Recently through the excellent SAGE-AU (www.sage-au.org.au) I read about Crashplan. Produced by Code42 and found here: http://www.code42.com/crashplan/ there were lots of positive comments about it. I've since deployed it in two separate locations - in the office and at home. I'm using the free implementation at the moment, which allows you a backup each day to a variety of places. They include a 30 day trial of their cloud backup solution - which is quite cheap for a home implementation - $165 / year for 2 - 10 computers. Check out the full pricing - but see what you can do with the free version:-

At the office we have a straight Microsoft Windows based environment - Windows 7, Server 2008 R2 and a wee Windows 8 here and there. I've set up a Crashplan account using a single email address and installed it on almost all our machines. I have a Windows 2012 Server running in our virtual environment and I'm using it as the base for all the backups to go to. I added a 2TB virtual disk to it, configured Crashplan and started pointing machines back to it. It's working brilliantly! As they say though, backups are optional - restores are mandatory. Since implementation I've had to run three separate restores, from all sorts of weird files to basic word documents and it's run flawlessly!
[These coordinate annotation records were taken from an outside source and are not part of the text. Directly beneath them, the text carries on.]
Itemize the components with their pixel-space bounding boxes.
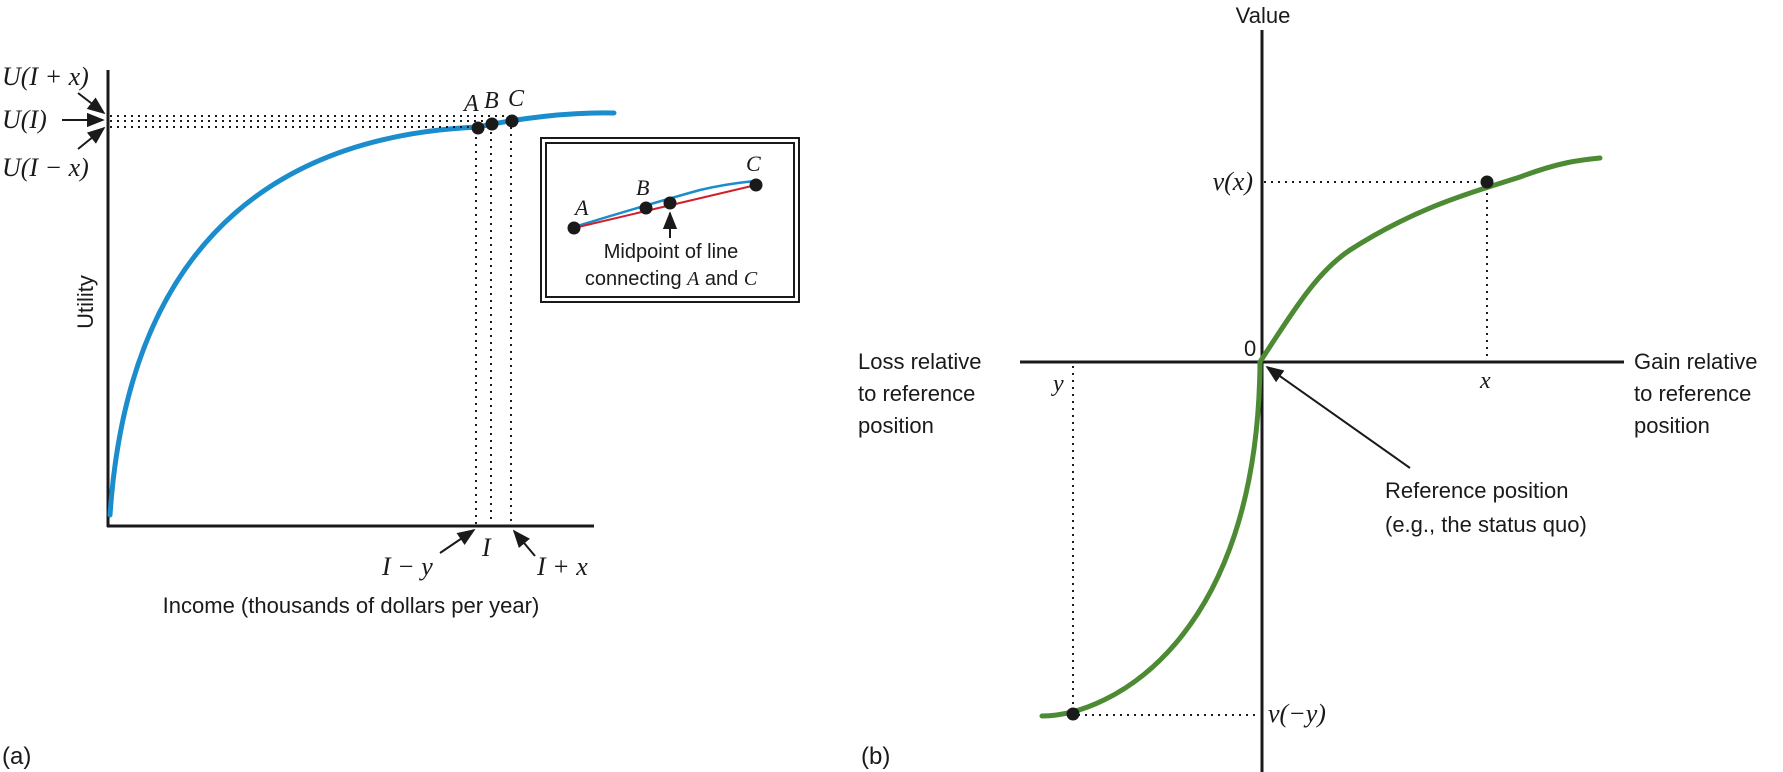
inset-label-a: A — [573, 195, 589, 220]
inset-point-b — [639, 201, 653, 215]
point-vy — [1066, 707, 1080, 721]
inset-point-c — [749, 178, 763, 192]
inset-caption-line1: Midpoint of line — [604, 241, 739, 263]
inset-label-c: C — [746, 151, 761, 176]
loss-label-line3: position — [858, 413, 934, 438]
vy-label: v(−y) — [1268, 699, 1326, 728]
panel-a-y-axis-title: Utility — [73, 275, 98, 329]
i-minus-arrow — [439, 528, 476, 554]
i-plus-arrow — [512, 529, 536, 557]
inset-point-a — [567, 221, 581, 235]
panel-a-x-axis-title: Income (thousands of dollars per year) — [163, 593, 540, 618]
point-c-label: C — [508, 86, 525, 112]
inset-caption-c: C — [744, 268, 758, 290]
utility-curve — [107, 110, 617, 518]
inset-frame-inner — [545, 142, 795, 298]
gain-label: Gain relative to reference position — [1634, 349, 1764, 438]
panel-b-y-axis-title: Value — [1236, 3, 1291, 28]
inset-curve — [573, 179, 756, 229]
point-b — [485, 117, 499, 131]
point-a — [471, 121, 485, 135]
u-mid-label: U(I) — [2, 105, 47, 134]
u-plus-label: U(I + x) — [2, 62, 89, 91]
value-function-curve — [1039, 155, 1603, 719]
reference-label-line1: Reference position — [1385, 478, 1568, 503]
point-c — [505, 114, 519, 128]
midpoint-inset: A B C Midpoint of line connecting A and … — [540, 137, 800, 303]
gain-label-line3: position — [1634, 413, 1710, 438]
u-plus-arrow — [77, 92, 106, 115]
inset-caption-and: and — [699, 268, 743, 290]
origin-label: 0 — [1244, 336, 1256, 361]
u-minus-arrow — [77, 126, 106, 150]
point-vx — [1480, 175, 1494, 189]
panel-b: Value 0 v(x) v(−y) x y Loss relative to … — [858, 3, 1764, 772]
x-point-label: x — [1479, 368, 1491, 394]
i-plus-label: I + x — [536, 552, 588, 581]
vx-label: v(x) — [1213, 167, 1253, 196]
loss-label-line2: to reference — [858, 381, 975, 406]
loss-label-line1: Loss relative — [858, 349, 982, 374]
u-minus-label: U(I − x) — [2, 153, 89, 182]
point-a-label: A — [462, 91, 479, 117]
inset-point-midpoint — [663, 196, 677, 210]
reference-arrow — [1265, 365, 1411, 469]
gain-label-line1: Gain relative — [1634, 349, 1758, 374]
reference-label-line2: (e.g., the status quo) — [1385, 512, 1587, 537]
reference-label: Reference position (e.g., the status quo… — [1385, 478, 1587, 537]
i-label: I — [481, 533, 492, 562]
inset-caption-line2: connecting A and C — [585, 268, 758, 290]
point-b-label: B — [484, 88, 499, 114]
inset-caption-a: A — [685, 268, 700, 290]
panel-b-label: (b) — [861, 743, 890, 770]
i-minus-label: I − y — [381, 552, 433, 581]
loss-label: Loss relative to reference position — [858, 349, 988, 438]
inset-label-b: B — [636, 175, 649, 200]
y-point-label: y — [1051, 371, 1064, 397]
inset-caption-pre: connecting — [585, 268, 687, 290]
gain-label-line2: to reference — [1634, 381, 1751, 406]
panel-a-label: (a) — [2, 743, 31, 770]
panel-a: A B C U(I + x) U(I) U(I − x) Utility I −… — [2, 62, 800, 770]
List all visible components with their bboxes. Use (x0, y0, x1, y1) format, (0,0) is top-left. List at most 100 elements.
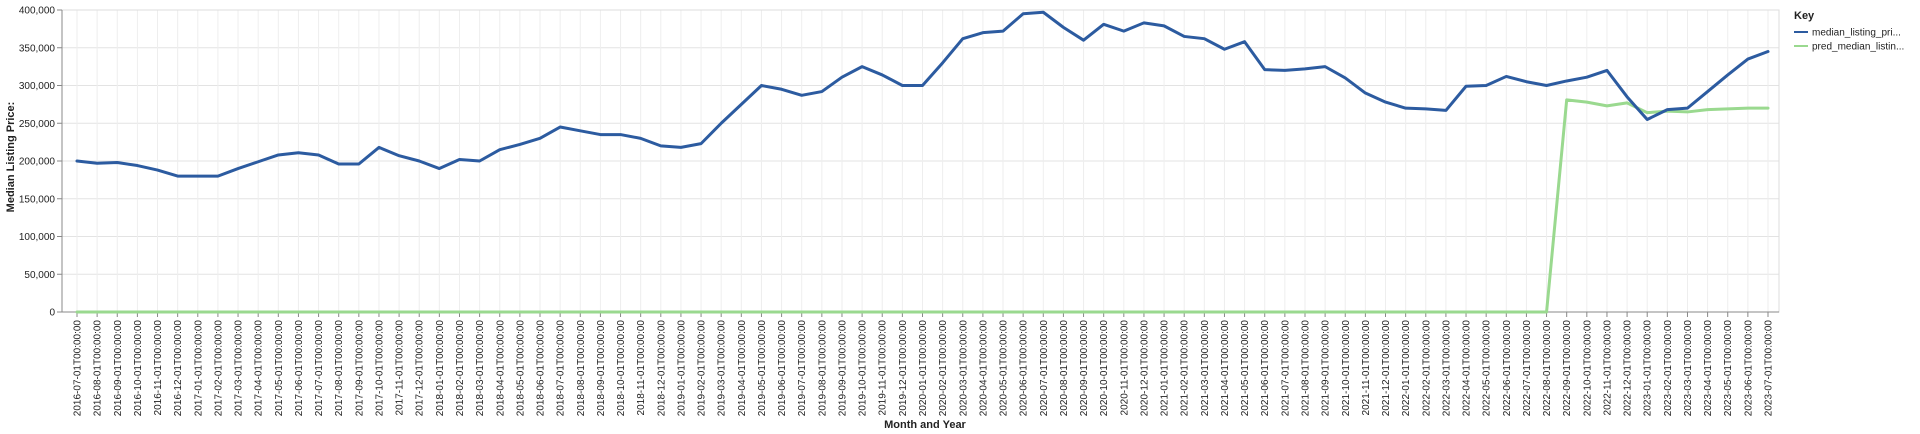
x-tick-label: 2021-06-01T00:00:00 (1260, 320, 1271, 417)
x-tick-label: 2016-12-01T00:00:00 (173, 320, 184, 417)
x-tick-label: 2021-12-01T00:00:00 (1381, 320, 1392, 417)
x-tick-label: 2019-02-01T00:00:00 (697, 320, 708, 417)
legend: Key median_listing_pri... pred_median_lis… (1794, 10, 1904, 53)
x-tick-label: 2016-11-01T00:00:00 (153, 320, 164, 416)
x-tick-label: 2019-07-01T00:00:00 (797, 320, 808, 417)
x-axis-title: Month and Year (884, 419, 966, 431)
gridlines (62, 9, 1779, 313)
x-tick-label: 2017-10-01T00:00:00 (374, 320, 385, 417)
series-line (75, 10, 1770, 178)
x-tick-label: 2021-11-01T00:00:00 (1361, 320, 1372, 416)
x-tick-label: 2020-07-01T00:00:00 (1039, 320, 1050, 417)
x-tick-label: 2023-06-01T00:00:00 (1743, 320, 1754, 417)
x-tick-label: 2021-10-01T00:00:00 (1341, 320, 1352, 417)
x-tick-label: 2022-10-01T00:00:00 (1582, 320, 1593, 417)
x-tick-label: 2017-02-01T00:00:00 (213, 320, 224, 417)
x-tick-label: 2018-10-01T00:00:00 (616, 320, 627, 417)
x-tick-label: 2016-08-01T00:00:00 (93, 320, 104, 417)
x-tick-label: 2022-03-01T00:00:00 (1441, 320, 1452, 417)
x-tick-label: 2022-01-01T00:00:00 (1401, 320, 1412, 417)
x-tick-label: 2016-09-01T00:00:00 (113, 320, 124, 417)
x-tick-label: 2018-05-01T00:00:00 (515, 320, 526, 417)
x-tick-label: 2016-07-01T00:00:00 (73, 320, 84, 417)
legend-title: Key (1794, 10, 1815, 22)
y-tick-label: 150,000 (19, 194, 56, 205)
y-tick-label: 100,000 (19, 232, 56, 243)
x-tick-label: 2019-09-01T00:00:00 (837, 320, 848, 417)
x-tick-label: 2022-12-01T00:00:00 (1623, 320, 1634, 417)
x-tick-label: 2019-05-01T00:00:00 (757, 320, 768, 417)
x-tick-label: 2020-12-01T00:00:00 (1139, 320, 1150, 417)
x-tick-label: 2018-04-01T00:00:00 (495, 320, 506, 417)
x-tick-label: 2020-02-01T00:00:00 (938, 320, 949, 417)
x-tick-label: 2017-08-01T00:00:00 (334, 320, 345, 417)
x-tick-label: 2017-03-01T00:00:00 (234, 320, 245, 417)
x-tick-label: 2019-08-01T00:00:00 (817, 320, 828, 417)
y-tick-label: 250,000 (19, 119, 56, 130)
x-tick-label: 2016-10-01T00:00:00 (133, 320, 144, 417)
x-tick-label: 2017-07-01T00:00:00 (314, 320, 325, 417)
y-tick-label: 300,000 (19, 81, 56, 92)
x-tick-label: 2023-01-01T00:00:00 (1643, 320, 1654, 417)
x-tick-label: 2021-07-01T00:00:00 (1280, 320, 1291, 417)
x-tick-label: 2018-06-01T00:00:00 (536, 320, 547, 417)
x-tick-label: 2021-09-01T00:00:00 (1321, 320, 1332, 417)
x-tick-label: 2023-04-01T00:00:00 (1703, 320, 1714, 417)
x-tick-label: 2019-04-01T00:00:00 (737, 320, 748, 417)
x-tick-label: 2018-11-01T00:00:00 (636, 320, 647, 416)
x-tick-label: 2021-08-01T00:00:00 (1300, 320, 1311, 417)
x-tick-label: 2023-02-01T00:00:00 (1663, 320, 1674, 417)
x-axis: 2016-07-01T00:00:00 2016-08-01T00:00:00 20… (73, 312, 1775, 416)
x-tick-label: 2022-08-01T00:00:00 (1542, 320, 1553, 417)
y-tick-label: 200,000 (19, 157, 56, 168)
x-tick-label: 2023-07-01T00:00:00 (1764, 320, 1775, 417)
legend-label: median_listing_pri... (1812, 28, 1901, 39)
x-tick-label: 2018-01-01T00:00:00 (435, 320, 446, 417)
series-lines (75, 10, 1770, 314)
x-tick-label: 2022-09-01T00:00:00 (1562, 320, 1573, 417)
x-tick-label: 2020-09-01T00:00:00 (1079, 320, 1090, 417)
x-tick-label: 2018-02-01T00:00:00 (455, 320, 466, 417)
y-tick-label: 350,000 (19, 43, 56, 54)
x-tick-label: 2017-06-01T00:00:00 (294, 320, 305, 417)
x-tick-label: 2021-03-01T00:00:00 (1200, 320, 1211, 417)
x-tick-label: 2020-01-01T00:00:00 (918, 320, 929, 417)
x-tick-label: 2022-05-01T00:00:00 (1482, 320, 1493, 417)
x-tick-label: 2020-11-01T00:00:00 (1119, 320, 1130, 416)
x-tick-label: 2019-01-01T00:00:00 (676, 320, 687, 417)
y-tick-label: 400,000 (19, 6, 56, 17)
y-axis: 0 50,000 100,000 150,000 200,000 250,000 300,0… (19, 6, 62, 319)
x-tick-label: 2020-06-01T00:00:00 (1019, 320, 1030, 417)
x-tick-label: 2018-03-01T00:00:00 (475, 320, 486, 417)
x-tick-label: 2017-12-01T00:00:00 (415, 320, 426, 417)
x-tick-label: 2017-11-01T00:00:00 (395, 320, 406, 416)
x-tick-label: 2020-03-01T00:00:00 (958, 320, 969, 417)
y-axis-title: Median Listing Price: (5, 102, 17, 213)
series-line (75, 98, 1770, 314)
x-tick-label: 2017-09-01T00:00:00 (354, 320, 365, 417)
x-tick-label: 2019-10-01T00:00:00 (858, 320, 869, 417)
x-tick-label: 2019-11-01T00:00:00 (878, 320, 889, 416)
y-tick-label: 0 (49, 308, 55, 319)
x-tick-label: 2022-06-01T00:00:00 (1502, 320, 1513, 417)
x-tick-label: 2019-12-01T00:00:00 (898, 320, 909, 417)
x-tick-label: 2021-01-01T00:00:00 (1160, 320, 1171, 417)
x-tick-label: 2019-03-01T00:00:00 (717, 320, 728, 417)
x-tick-label: 2019-06-01T00:00:00 (777, 320, 788, 417)
x-tick-label: 2017-01-01T00:00:00 (193, 320, 204, 417)
x-tick-label: 2022-11-01T00:00:00 (1602, 320, 1613, 416)
y-tick-label: 50,000 (24, 270, 55, 281)
x-tick-label: 2023-03-01T00:00:00 (1683, 320, 1694, 417)
legend-label: pred_median_listin... (1812, 42, 1904, 53)
x-tick-label: 2020-08-01T00:00:00 (1059, 320, 1070, 417)
x-tick-label: 2020-04-01T00:00:00 (978, 320, 989, 417)
x-tick-label: 2021-05-01T00:00:00 (1240, 320, 1251, 417)
x-tick-label: 2018-12-01T00:00:00 (656, 320, 667, 417)
x-tick-label: 2022-07-01T00:00:00 (1522, 320, 1533, 417)
x-tick-label: 2021-02-01T00:00:00 (1180, 320, 1191, 417)
x-tick-label: 2020-10-01T00:00:00 (1099, 320, 1110, 417)
x-tick-label: 2023-05-01T00:00:00 (1723, 320, 1734, 417)
x-tick-label: 2018-08-01T00:00:00 (576, 320, 587, 417)
x-tick-label: 2018-09-01T00:00:00 (596, 320, 607, 417)
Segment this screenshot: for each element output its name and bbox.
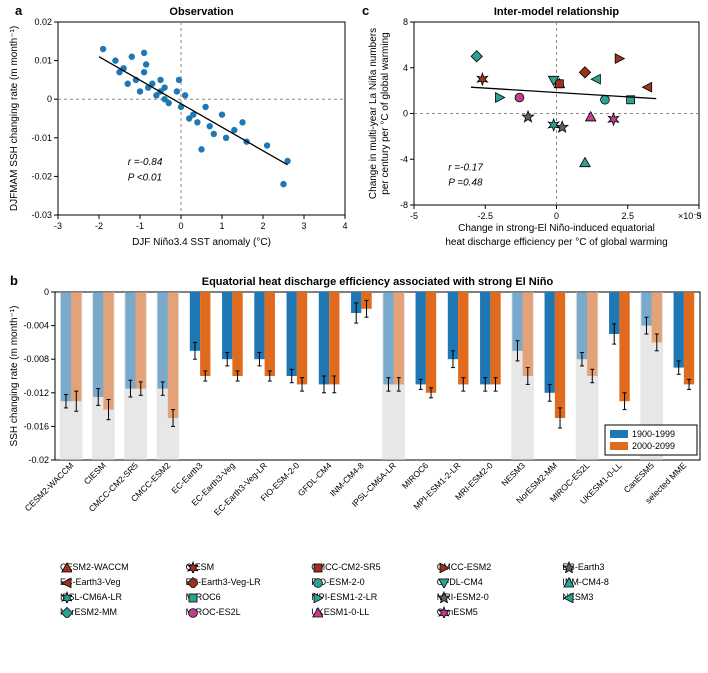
svg-text:-0.012: -0.012: [23, 388, 49, 398]
svg-text:SSH changing rate (m month⁻¹): SSH changing rate (m month⁻¹): [9, 306, 20, 447]
legend-item-MPI-ESM1-2-LR: MPI-ESM1-2-LR: [311, 592, 419, 602]
svg-text:×10⁻³: ×10⁻³: [678, 211, 701, 221]
svg-text:Inter-model relationship: Inter-model relationship: [494, 6, 620, 18]
legend-item-CESM2-WACCM: CESM2-WACCM: [60, 562, 168, 572]
svg-text:2.5: 2.5: [621, 211, 634, 221]
svg-text:-0.004: -0.004: [23, 321, 49, 331]
svg-text:MIROC6: MIROC6: [400, 460, 431, 491]
svg-text:c: c: [362, 3, 369, 18]
svg-text:0.01: 0.01: [34, 56, 52, 66]
svg-text:-2.5: -2.5: [477, 211, 493, 221]
svg-text:-0.02: -0.02: [28, 455, 49, 465]
svg-text:-1: -1: [136, 221, 144, 231]
svg-text:CIESM: CIESM: [82, 460, 108, 486]
svg-text:0: 0: [554, 211, 559, 221]
svg-text:2000-2099: 2000-2099: [632, 441, 675, 451]
legend-item-EC-Earth3: EC-Earth3: [562, 562, 670, 572]
svg-text:Observation: Observation: [169, 6, 233, 18]
svg-text:Change in multi-year La Niña n: Change in multi-year La Niña numbers: [368, 28, 379, 199]
svg-text:1: 1: [219, 221, 224, 231]
legend-item-NESM3: NESM3: [562, 592, 670, 602]
svg-text:-8: -8: [400, 200, 408, 210]
svg-text:0: 0: [403, 109, 408, 119]
svg-text:-5: -5: [410, 211, 418, 221]
svg-text:NESM3: NESM3: [499, 460, 527, 488]
svg-text:-2: -2: [95, 221, 103, 231]
svg-text:-4: -4: [400, 154, 408, 164]
svg-text:Equatorial heat discharge effi: Equatorial heat discharge efficiency ass…: [202, 276, 554, 288]
svg-text:0.02: 0.02: [34, 17, 52, 27]
svg-text:DJFMAM SSH changing rate (m mo: DJFMAM SSH changing rate (m month⁻¹): [9, 26, 20, 211]
svg-text:Change in strong-El Niño-induc: Change in strong-El Niño-induced equator…: [458, 223, 655, 234]
svg-text:-0.008: -0.008: [23, 354, 49, 364]
legend-item-IPSL-CM6A-LR: IPSL-CM6A-LR: [60, 592, 168, 602]
svg-text:CESM2-WACCM: CESM2-WACCM: [23, 460, 76, 513]
model-legend: CESM2-WACCM CIESM CMCC-CM2-SR5 CMCC-ESM2 EC-…: [60, 562, 680, 620]
svg-text:1900-1999: 1900-1999: [632, 429, 675, 439]
svg-text:r =-0.84: r =-0.84: [128, 157, 163, 168]
panel-b-svg: -0.02 -0.016 -0.012 -0.008 -0.004 0 CESM2-WACC…: [0, 270, 708, 560]
legend-item-EC-Earth3-Veg-LR: EC-Earth3-Veg-LR: [186, 577, 294, 587]
legend-item-CMCC-CM2-SR5: CMCC-CM2-SR5: [311, 562, 419, 572]
svg-text:heat discharge efficiency per: heat discharge efficiency per °C of glob…: [445, 237, 667, 248]
svg-text:-0.01: -0.01: [31, 133, 52, 143]
legend-item-EC-Earth3-Veg: EC-Earth3-Veg: [60, 577, 168, 587]
legend-item-MIROC6: MIROC6: [186, 592, 294, 602]
svg-text:2: 2: [260, 221, 265, 231]
legend-item-MRI-ESM2-0: MRI-ESM2-0: [437, 592, 545, 602]
svg-text:4: 4: [403, 63, 408, 73]
legend-item-CMCC-ESM2: CMCC-ESM2: [437, 562, 545, 572]
legend-item-GFDL-CM4: GFDL-CM4: [437, 577, 545, 587]
svg-text:4: 4: [342, 221, 347, 231]
svg-text:P <0.01: P <0.01: [128, 172, 162, 183]
svg-text:-0.016: -0.016: [23, 421, 49, 431]
legend-item-FIO-ESM-2-0: FIO-ESM-2-0: [311, 577, 419, 587]
svg-text:b: b: [10, 273, 18, 288]
svg-text:8: 8: [403, 17, 408, 27]
legend-item-CanESM5: CanESM5: [437, 607, 545, 617]
panel-c-svg: -5-2.502.55-8-4048Inter-model relationsh…: [354, 0, 708, 260]
svg-text:0: 0: [47, 94, 52, 104]
legend-item-UKESM1-0-LL: UKESM1-0-LL: [311, 607, 419, 617]
svg-text:a: a: [15, 3, 23, 18]
svg-text:r =-0.17: r =-0.17: [448, 163, 483, 174]
svg-text:3: 3: [301, 221, 306, 231]
legend-item-INM-CM4-8: INM-CM4-8: [562, 577, 670, 587]
legend-item-CIESM: CIESM: [186, 562, 294, 572]
figure-container: -3 -2 -1 0 1 2 3 4 -0.03 -0.02 -0.01 0 0.01 0.02 Obser…: [0, 0, 708, 673]
legend-item-NorESM2-MM: NorESM2-MM: [60, 607, 168, 617]
svg-text:0: 0: [178, 221, 183, 231]
svg-text:-3: -3: [54, 221, 62, 231]
svg-text:DJF Niño3.4 SST anomaly (°C): DJF Niño3.4 SST anomaly (°C): [132, 237, 271, 248]
svg-text:P =0.48: P =0.48: [448, 178, 483, 189]
svg-text:per century per °C of global w: per century per °C of global warming: [380, 32, 391, 194]
svg-text:-0.03: -0.03: [31, 210, 52, 220]
legend-item-MIROC-ES2L: MIROC-ES2L: [186, 607, 294, 617]
svg-text:0: 0: [44, 287, 49, 297]
svg-text:-0.02: -0.02: [31, 171, 52, 181]
panel-a-svg: -3 -2 -1 0 1 2 3 4 -0.03 -0.02 -0.01 0 0.01 0.02 Obser…: [0, 0, 354, 260]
At home I've been messing with it too. I've installed it on my Linux Mint desktop which runs all the time, and has an NFS share back to my FreeNAS. I've set up Crashplan to use that location for backups and I have the wife's Windows 7 laptop, my MacBook Air and my Windows 8 PC all backing up to that location now. Totally cool! Crashplan has installed and worked on all the machines without any issues, complications or anything. It's excellent!

Emails are sent from Crashplan to notify you if machines are backing up properly or haven't backed up for a given amount of time and this is very handy. Our offsite techs are frequently away for days and as soon as they get back, their laptops start automatically backing up. It's the easiest implementation I've found so far.